On 10/17/2016 11:09 AM, Michał Górny wrote:
> On Mon, 17 Oct 2016 14:20:19 +0200
> Ulrich Mueller <u...@gentoo.org> wrote:
> 
>>>>>>> On Mon, 17 Oct 2016, M J Everitt wrote:  
>>
>>> On 17/10/16 08:41, William L. Thomson Jr. wrote:  
>>>> To be clear I would suggest at MOST 3, -bin, -ebin, and -sbin.
>>>> NO more.  
>>
>>> I don't see what problem you are trying to solve. Gentoo is a
>>> source-based distro .. any binaries are a last-resort or most
>>> certainly should be. Having a policy may be useful, but I see no
>>> proposition on this thread yet?  
>>
>> How about the following? I believe it is more or less the current
>> practice:
>>
>> "Gentoo usually builds its packages from source. Exceptionally,
>> a binary package can be provided instead (e.g., if upstream doesn't
>> provide a source) or in addition.
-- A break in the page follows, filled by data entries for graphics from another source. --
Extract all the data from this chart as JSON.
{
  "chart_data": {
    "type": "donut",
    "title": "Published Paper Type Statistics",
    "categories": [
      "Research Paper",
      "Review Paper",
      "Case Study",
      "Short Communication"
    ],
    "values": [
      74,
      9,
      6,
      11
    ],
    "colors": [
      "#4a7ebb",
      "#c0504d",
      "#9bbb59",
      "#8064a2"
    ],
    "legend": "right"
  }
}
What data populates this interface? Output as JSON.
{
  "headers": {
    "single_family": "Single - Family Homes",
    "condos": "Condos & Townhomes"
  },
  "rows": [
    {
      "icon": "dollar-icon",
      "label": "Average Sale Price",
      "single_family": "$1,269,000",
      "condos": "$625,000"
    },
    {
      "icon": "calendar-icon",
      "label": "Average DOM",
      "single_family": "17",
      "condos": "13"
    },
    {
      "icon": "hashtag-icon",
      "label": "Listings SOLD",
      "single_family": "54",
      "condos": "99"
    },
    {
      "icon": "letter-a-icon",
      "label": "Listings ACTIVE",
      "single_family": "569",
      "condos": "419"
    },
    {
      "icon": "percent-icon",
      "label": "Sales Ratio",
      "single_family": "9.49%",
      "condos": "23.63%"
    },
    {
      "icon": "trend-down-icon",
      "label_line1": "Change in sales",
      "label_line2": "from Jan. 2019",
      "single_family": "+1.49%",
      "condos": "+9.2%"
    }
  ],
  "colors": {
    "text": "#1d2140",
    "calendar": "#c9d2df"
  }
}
Such packages should still follow
>> normal naming conventions and don't need any special suffix.
> 
> I think this contradicts the next paragraph. The 'or in addition' is
> followed by a statement that it doesn't need any special suffix.
> 
>> If a binary package is provided in addition to its source-based
>> equivalent, the name of the former should be suffixed with '-bin'
>> for distinction."
> 
> I think this could collide with Chrome vs Chromium. One could call
> Chromium a 'source-based equivalent' of Chrome, and therefore require
> the '-bin' suffix even though the names do not collide.
> 
> That said, I think I've seen a package somewhere using USE flags to
> switch between source and binary version. Such a policy would require
> it to change (and I approve that).
> 
I think Chrome/Chromium is a special case as upstream calls their binary
and source based releases by different names.